Released Sept. 8 2014
Maybe it was the mysterious nature of the Italy-based producer behind Tayi Bebba, but the phrase ‘cultural appropriation’ is now probably the first thing dance aficionados associate with Clap! Clap!. That’s a shame. Let’s assume for a moment that the person is a white man; is this then an attempt to dress up someone else’s work – maybe that of a whole culture – as something original, and then profit from it, the way the likes of Pat Boone did by rerecording early R&B hits in a more ‘white’ style? I would argue it isn’t. For one thing, it’s clear that, although the samples of field recordings on Tayi Bebba pervade the album and give it its concept (an imaginary island), they’re arguably transformed into original work by the way they’re sampled and combined with synthesized elements to make a work that has merit in its own right. Of course, the work being interesting doesn’t absolve the creator of having swiped someone else’s ideas, but frankly, it helps. Nothing about Tayi Bebba feels tossed-off or exploitative; it’s a nuanced, well-constructed work. In a certain sense, I’d compare it to A Tribe Called Red; while ATCR obviously has a direct link with its native Canadian sample sources and Clap! Clap! may not, ATCR didn’t invent their culture from whole cloth either, they just brought vibrant new context and creativity to existing material. (I find it a little odd that dogmatic left-wing radicals are, in these cases, so hung up on the idea of inherited culture. They certainly don’t feel that way about inherited wealth.) While Clap! Clap! may not have come from the culture he or she is sampling, I don’t see any attempt to claim authority or authenticity in reference to the source material, so without knowing more, I’m willing to listen.
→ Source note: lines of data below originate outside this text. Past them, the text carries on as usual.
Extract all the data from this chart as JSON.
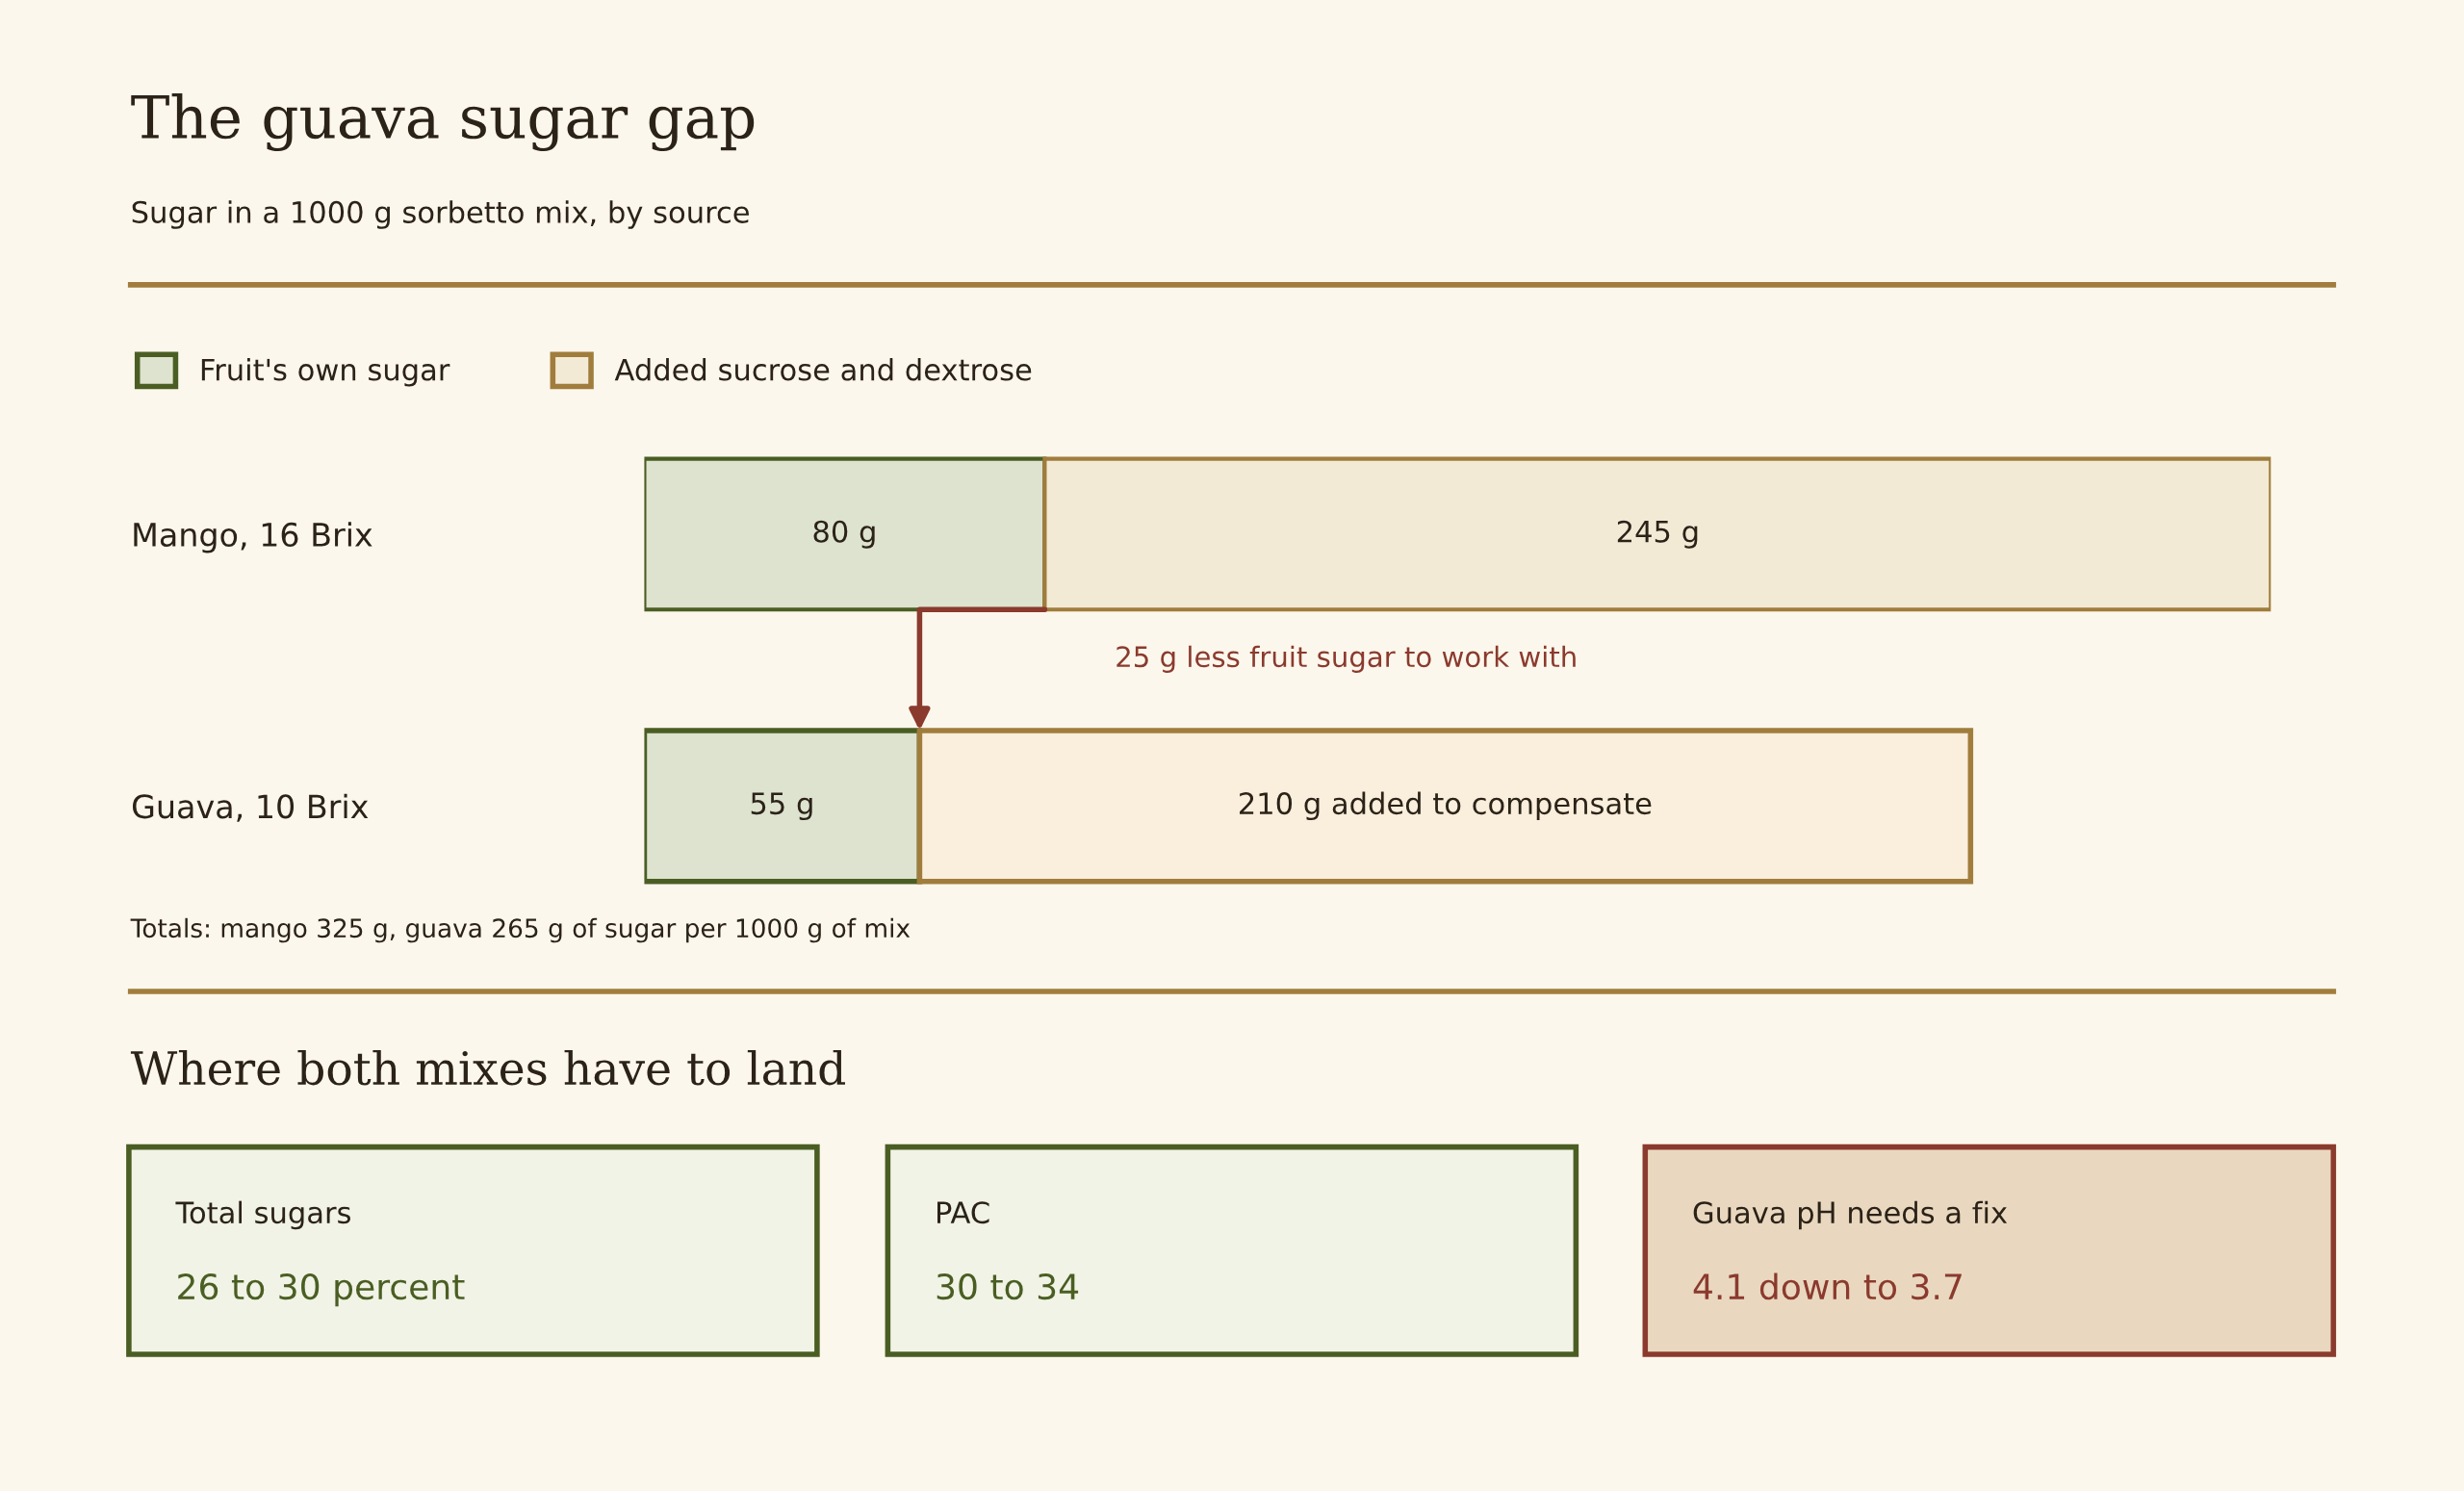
{
  "chart_data": [
    {
      "type": "bar",
      "orientation": "horizontal",
      "stacked": true,
      "title": "The guava sugar gap",
      "subtitle": "Sugar in a 1000 g sorbetto mix, by source",
      "categories": [
        "Mango, 16 Brix",
        "Guava, 10 Brix"
      ],
      "series": [
        {
          "name": "Fruit's own sugar",
          "color": "#dde3cf",
          "colors": [
            "#dde3cf",
            "#dde3cf"
          ],
          "values": [
            80,
            55
          ],
          "value_labels": [
            "80 g",
            "55 g"
          ]
        },
        {
          "name": "Added sucrose and dextrose",
          "color": "#f3ead6",
          "colors": [
            "#f3ead6",
            "#faeedc"
          ],
          "values": [
            245,
            210
          ],
          "value_labels": [
            "245 g",
            "210 g added to compensate"
          ]
        }
      ],
      "xlim": [
        0,
        325
      ],
      "tick_labels": "y",
      "legend": "top left",
      "grid": false,
      "annotations": [
        "25 g less fruit sugar to work with",
        "Totals: mango 325 g, guava 265 g of sugar per 1000 g of mix"
      ]
    },
    {
      "type": "other",
      "title": "Where both mixes have to land",
      "annotations": [
        "Total sugars",
        "26 to 30 percent",
        "PAC",
        "30 to 34",
        "Guava pH needs a fix",
        "4.1 down to 3.7"
      ]
    }
  ]
}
With that out of the way, boy do I dig this record. Clap! Clap!’s talent as an arranger and producer is unmistakeable; there’s nothing outwardly ‘ethnic’ about a song like “Conqueror (remorse/withdrawn),” yet it’s just as arresting and invigorating as the more obviously African-based “The Rainstick Fable” with its chants and kalimba melody plinking and plunking away over vivid manifestations of the low end theory. Read: bass. There’s no gimmick here, that I can see; just great, kinetic dance music that borrows liberally from garage, hip-hop and dancehall as well as its sample sources to create refreshingly original stuff. I love the half-time trunk-rattling rhythm of “Kuj Yato” and the almost Bhangra-like Jew’s harp groove of “Burbuka.” Oh hell, I love it all. If you’re a fan of Mo Kolours or Flying Lotus’ early stuff, your life will be vastly improved by this album.